20 minutes later, the round was over. She managed to articulate her decision, informed the debaters sitting outside the room that someone would be replacing her as a judge in the next round. She went to the Walgreens near the building to buy more Pepto Bismol, Imodium, and a four-pack of Ensures. After, she called an Uber back to the hotel, where she doubled her dose of Melatonin. She did not know what came first: the disintegration into sleep, or her collapse into the bed, but she was glad that in sleep she did not have to carry the weight of her body.
★★★
Nora dreamt that it was the end of the world and the blood wouldn’t stop pouring. So, she sat in the center of her hotel bed as her stomach caved open, as the walls transformed into the ones within Peter’s old house where they first smoked weed and he first made her come. She noticed the Endless Summer poster, the record player in the corner, the worn copy of Cat’s Cradle he always said he would lend her. It began to rain.
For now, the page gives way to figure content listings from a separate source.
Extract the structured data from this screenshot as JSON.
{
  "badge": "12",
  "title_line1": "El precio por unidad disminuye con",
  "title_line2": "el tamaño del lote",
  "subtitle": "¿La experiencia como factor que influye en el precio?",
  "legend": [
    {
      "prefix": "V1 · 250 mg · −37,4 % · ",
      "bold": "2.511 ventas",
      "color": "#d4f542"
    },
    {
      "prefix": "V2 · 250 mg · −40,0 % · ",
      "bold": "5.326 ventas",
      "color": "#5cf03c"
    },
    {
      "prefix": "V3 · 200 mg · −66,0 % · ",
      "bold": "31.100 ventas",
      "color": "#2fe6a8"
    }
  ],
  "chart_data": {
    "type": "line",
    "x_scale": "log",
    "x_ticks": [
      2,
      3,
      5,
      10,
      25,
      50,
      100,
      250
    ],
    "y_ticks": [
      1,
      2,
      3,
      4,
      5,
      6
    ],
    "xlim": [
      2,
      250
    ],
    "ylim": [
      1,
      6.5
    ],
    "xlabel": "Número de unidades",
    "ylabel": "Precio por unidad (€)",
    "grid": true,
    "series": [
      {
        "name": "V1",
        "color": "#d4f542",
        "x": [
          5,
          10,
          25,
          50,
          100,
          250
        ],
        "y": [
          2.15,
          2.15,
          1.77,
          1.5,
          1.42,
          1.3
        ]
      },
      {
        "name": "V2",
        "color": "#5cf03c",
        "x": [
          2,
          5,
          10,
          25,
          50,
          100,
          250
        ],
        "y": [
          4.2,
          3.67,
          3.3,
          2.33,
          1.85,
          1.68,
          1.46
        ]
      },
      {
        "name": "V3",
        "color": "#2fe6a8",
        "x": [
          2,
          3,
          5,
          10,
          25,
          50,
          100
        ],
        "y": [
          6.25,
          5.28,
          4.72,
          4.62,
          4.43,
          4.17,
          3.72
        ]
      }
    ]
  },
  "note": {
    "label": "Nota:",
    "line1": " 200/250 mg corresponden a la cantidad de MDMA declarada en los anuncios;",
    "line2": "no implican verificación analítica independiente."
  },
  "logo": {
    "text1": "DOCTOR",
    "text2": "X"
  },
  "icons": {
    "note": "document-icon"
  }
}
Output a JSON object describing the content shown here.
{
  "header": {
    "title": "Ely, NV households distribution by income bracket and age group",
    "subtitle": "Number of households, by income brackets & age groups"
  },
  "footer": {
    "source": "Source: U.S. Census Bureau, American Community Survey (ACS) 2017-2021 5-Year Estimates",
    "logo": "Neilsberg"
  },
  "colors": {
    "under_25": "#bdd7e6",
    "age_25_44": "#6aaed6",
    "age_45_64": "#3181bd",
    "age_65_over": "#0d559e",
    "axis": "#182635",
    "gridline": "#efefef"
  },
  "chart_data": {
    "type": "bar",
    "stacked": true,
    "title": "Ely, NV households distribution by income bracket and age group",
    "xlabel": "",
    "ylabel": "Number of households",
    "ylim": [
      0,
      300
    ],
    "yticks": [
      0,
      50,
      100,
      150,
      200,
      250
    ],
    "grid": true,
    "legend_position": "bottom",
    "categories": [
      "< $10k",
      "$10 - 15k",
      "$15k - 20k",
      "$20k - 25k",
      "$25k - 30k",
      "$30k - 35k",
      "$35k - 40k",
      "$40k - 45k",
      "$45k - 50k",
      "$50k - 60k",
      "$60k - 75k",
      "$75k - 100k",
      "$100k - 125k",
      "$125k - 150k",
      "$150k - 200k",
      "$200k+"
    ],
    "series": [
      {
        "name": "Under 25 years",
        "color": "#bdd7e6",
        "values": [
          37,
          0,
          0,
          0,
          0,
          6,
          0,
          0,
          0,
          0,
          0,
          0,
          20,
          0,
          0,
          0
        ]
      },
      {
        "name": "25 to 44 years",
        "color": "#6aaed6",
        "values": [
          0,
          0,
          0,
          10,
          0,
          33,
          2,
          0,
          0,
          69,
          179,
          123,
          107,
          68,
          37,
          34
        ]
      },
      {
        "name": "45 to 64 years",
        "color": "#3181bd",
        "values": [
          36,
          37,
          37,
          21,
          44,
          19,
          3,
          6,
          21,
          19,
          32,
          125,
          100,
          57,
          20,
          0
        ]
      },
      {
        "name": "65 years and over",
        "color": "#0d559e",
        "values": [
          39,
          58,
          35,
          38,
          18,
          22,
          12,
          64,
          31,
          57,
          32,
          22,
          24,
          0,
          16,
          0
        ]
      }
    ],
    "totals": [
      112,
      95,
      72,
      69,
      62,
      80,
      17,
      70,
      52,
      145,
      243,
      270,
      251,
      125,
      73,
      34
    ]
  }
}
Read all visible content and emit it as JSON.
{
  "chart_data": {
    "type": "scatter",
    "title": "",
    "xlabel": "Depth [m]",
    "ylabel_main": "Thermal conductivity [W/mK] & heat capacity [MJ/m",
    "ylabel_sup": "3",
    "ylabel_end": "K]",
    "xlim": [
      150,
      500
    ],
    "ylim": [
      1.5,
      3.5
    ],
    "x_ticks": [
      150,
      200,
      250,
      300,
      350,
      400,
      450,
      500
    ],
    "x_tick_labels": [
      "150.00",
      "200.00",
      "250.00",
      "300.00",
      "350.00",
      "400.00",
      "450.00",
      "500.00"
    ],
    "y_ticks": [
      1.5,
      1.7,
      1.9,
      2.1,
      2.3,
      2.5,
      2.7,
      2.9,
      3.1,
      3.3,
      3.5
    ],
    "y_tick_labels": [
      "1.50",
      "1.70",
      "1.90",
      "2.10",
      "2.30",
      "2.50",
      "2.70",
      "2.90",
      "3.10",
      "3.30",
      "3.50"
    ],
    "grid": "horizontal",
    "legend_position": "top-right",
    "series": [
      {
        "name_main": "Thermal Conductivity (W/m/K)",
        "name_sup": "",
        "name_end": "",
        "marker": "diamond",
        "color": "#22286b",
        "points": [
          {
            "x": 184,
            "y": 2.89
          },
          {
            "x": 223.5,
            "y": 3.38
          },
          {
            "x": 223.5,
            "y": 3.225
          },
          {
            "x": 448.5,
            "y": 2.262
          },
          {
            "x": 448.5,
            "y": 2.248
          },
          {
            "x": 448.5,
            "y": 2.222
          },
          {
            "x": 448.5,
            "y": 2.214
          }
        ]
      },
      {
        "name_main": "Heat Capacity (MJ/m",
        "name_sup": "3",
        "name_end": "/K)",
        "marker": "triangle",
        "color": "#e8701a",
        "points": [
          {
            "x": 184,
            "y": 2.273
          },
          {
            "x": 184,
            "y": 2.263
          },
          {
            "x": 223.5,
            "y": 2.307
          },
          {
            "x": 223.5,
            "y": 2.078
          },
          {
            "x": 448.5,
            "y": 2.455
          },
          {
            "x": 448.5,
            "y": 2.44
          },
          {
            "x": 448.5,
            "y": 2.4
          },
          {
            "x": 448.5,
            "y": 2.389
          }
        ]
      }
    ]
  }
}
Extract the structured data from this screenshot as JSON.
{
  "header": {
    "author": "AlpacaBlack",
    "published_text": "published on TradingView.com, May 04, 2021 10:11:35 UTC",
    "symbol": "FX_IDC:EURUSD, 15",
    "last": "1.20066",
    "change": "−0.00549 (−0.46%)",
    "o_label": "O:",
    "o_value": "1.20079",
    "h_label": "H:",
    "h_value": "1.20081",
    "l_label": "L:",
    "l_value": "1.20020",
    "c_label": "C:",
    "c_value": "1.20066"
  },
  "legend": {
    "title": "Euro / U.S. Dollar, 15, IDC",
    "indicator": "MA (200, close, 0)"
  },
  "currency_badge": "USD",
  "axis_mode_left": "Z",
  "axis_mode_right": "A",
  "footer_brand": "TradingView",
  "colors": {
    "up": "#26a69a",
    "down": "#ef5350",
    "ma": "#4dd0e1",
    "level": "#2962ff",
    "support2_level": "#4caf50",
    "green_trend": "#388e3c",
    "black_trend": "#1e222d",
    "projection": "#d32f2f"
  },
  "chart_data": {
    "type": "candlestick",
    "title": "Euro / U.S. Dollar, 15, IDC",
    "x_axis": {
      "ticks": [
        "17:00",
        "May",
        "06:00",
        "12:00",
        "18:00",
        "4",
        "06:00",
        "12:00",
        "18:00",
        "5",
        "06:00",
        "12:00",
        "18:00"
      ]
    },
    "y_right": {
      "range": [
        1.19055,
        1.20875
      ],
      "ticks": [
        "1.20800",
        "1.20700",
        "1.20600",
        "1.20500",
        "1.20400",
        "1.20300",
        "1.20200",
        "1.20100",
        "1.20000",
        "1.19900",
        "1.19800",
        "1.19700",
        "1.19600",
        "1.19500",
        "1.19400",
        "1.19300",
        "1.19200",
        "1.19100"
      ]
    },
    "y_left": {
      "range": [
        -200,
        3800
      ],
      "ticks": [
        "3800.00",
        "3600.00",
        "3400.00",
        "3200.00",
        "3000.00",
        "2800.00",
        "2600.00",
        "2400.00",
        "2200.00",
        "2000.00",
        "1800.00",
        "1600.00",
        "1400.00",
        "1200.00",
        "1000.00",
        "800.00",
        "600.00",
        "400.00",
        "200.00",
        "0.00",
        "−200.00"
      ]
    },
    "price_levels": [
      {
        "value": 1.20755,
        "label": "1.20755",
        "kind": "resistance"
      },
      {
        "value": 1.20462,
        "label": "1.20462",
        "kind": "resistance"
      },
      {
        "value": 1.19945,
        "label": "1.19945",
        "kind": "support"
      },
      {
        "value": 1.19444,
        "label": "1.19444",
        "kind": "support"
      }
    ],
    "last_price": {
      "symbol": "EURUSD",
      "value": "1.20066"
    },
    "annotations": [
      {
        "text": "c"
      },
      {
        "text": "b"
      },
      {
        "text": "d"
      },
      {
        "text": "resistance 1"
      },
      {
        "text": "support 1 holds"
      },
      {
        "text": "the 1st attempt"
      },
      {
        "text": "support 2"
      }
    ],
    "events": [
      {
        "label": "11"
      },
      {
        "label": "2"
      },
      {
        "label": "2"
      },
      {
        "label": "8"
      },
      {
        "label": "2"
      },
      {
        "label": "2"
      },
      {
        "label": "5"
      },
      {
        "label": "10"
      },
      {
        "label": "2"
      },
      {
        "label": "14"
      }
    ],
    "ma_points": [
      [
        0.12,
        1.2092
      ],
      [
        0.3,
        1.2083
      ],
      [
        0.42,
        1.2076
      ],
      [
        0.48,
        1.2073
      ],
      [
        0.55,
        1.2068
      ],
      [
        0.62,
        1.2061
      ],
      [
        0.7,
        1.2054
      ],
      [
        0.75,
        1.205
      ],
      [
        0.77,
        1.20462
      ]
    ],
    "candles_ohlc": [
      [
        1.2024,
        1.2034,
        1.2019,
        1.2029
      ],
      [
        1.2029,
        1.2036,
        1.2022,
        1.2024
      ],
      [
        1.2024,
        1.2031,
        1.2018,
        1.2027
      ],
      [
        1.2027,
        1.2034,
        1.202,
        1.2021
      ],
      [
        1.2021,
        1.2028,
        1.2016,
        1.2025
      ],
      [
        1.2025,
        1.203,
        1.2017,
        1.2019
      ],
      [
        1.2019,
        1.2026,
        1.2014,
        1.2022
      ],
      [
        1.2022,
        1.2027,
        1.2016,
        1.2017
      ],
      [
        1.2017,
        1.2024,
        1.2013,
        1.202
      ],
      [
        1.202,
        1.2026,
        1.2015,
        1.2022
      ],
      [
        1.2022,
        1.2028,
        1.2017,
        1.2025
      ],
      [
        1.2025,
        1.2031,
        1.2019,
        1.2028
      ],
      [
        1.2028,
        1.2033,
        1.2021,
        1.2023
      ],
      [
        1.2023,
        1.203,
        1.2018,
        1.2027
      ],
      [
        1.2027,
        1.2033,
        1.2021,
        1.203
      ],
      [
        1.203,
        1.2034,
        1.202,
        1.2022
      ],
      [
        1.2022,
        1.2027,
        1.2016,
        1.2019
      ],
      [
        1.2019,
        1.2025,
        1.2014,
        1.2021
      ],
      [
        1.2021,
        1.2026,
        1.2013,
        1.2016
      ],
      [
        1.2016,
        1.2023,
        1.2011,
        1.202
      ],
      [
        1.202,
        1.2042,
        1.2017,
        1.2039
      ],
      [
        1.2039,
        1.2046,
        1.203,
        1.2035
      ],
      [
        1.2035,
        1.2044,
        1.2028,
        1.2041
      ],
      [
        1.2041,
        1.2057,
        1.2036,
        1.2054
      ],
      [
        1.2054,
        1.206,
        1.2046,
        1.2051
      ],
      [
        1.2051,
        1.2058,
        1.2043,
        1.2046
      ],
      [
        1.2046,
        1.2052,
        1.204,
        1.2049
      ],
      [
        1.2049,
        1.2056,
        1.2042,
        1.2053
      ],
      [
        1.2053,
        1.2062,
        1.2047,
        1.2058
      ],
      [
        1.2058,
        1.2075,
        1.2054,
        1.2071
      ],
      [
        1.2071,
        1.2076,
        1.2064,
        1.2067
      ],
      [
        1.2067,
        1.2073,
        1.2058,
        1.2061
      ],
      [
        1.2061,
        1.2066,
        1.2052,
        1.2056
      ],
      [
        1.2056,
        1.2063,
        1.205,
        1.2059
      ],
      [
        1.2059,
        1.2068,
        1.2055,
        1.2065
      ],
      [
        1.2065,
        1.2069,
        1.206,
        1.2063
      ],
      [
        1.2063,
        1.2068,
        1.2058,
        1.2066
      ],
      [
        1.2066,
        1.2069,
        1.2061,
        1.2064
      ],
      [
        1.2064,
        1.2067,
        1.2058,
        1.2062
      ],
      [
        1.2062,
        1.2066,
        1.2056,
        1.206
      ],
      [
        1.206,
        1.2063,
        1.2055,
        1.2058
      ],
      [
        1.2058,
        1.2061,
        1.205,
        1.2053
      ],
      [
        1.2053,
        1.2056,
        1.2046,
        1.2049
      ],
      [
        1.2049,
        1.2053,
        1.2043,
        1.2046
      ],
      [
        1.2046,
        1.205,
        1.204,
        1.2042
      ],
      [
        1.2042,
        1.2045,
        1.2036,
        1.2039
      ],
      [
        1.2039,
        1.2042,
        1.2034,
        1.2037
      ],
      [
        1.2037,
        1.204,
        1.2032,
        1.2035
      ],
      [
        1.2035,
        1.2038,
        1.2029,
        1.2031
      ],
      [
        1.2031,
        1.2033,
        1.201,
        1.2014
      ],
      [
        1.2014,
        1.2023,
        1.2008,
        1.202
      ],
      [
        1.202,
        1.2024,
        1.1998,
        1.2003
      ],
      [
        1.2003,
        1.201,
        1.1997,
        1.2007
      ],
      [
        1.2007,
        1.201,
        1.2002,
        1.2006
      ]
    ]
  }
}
And then it was that scent again, the one she never thought she would smell. Lavender and boy. He was there sitting next to her, eyes no longer carved out, his smile warm, wearing that shirt with the horse that she loved.
“Nora, I’m so sorry,” he pushed a piece of tear-stained hair behind her ear.
“Peter,” she said, and leaned into his chest. “Do you think it would be okay if you held me?” Her eyes were puffy and full of salt, swollen with the accumulation of water.
“Always,” he said, and she thought about the immense weight of the word. Must it be repeated or was it a perpetual promise? She watched the water seep through the pores of the hotel room, entwining itself around her limbs as the room became submerged, the white bedsheets taking form in the room’s watery depths.
“It is weird to not know when I’ll see you next,” she said. The warmth of his breath against her neck broke through the density of the coolness that surrounded them.
“Yeah,” he whispered. “I know.”
“I don’t know if I can be friends with you.” The words dripped out softly, milky white in the luminescent darkness.
“I know. But I hope that we can get there, maybe someday. I’ll always love you, Nora.”
She looked out as the room’s walls disintegrated, noticed that they were now in the space at the bottom of the ocean where rocks compress upon themselves, where the water was hot, where only luminescent shrimp with thick layers of armor can live, anything else boiled beneath the pressure. She was a sea anemone, her skin dislocated and floating in the cavern of the room, her skin crawling with shells and crustaceans, hot orange vines twisting in between her toes.
She thought an awful lot about precipices, brinks, the moment before you look out and say, “and then it was all done.” She’d imagined this, thought: it will feel like exploding, disintegration, evisceration, like your body was made up only of stars all along and you didn’t even know. Had she finally arrived?
“Yeah. Me too,” she said, and this time, she was not spineless. “I’ll always love you too.”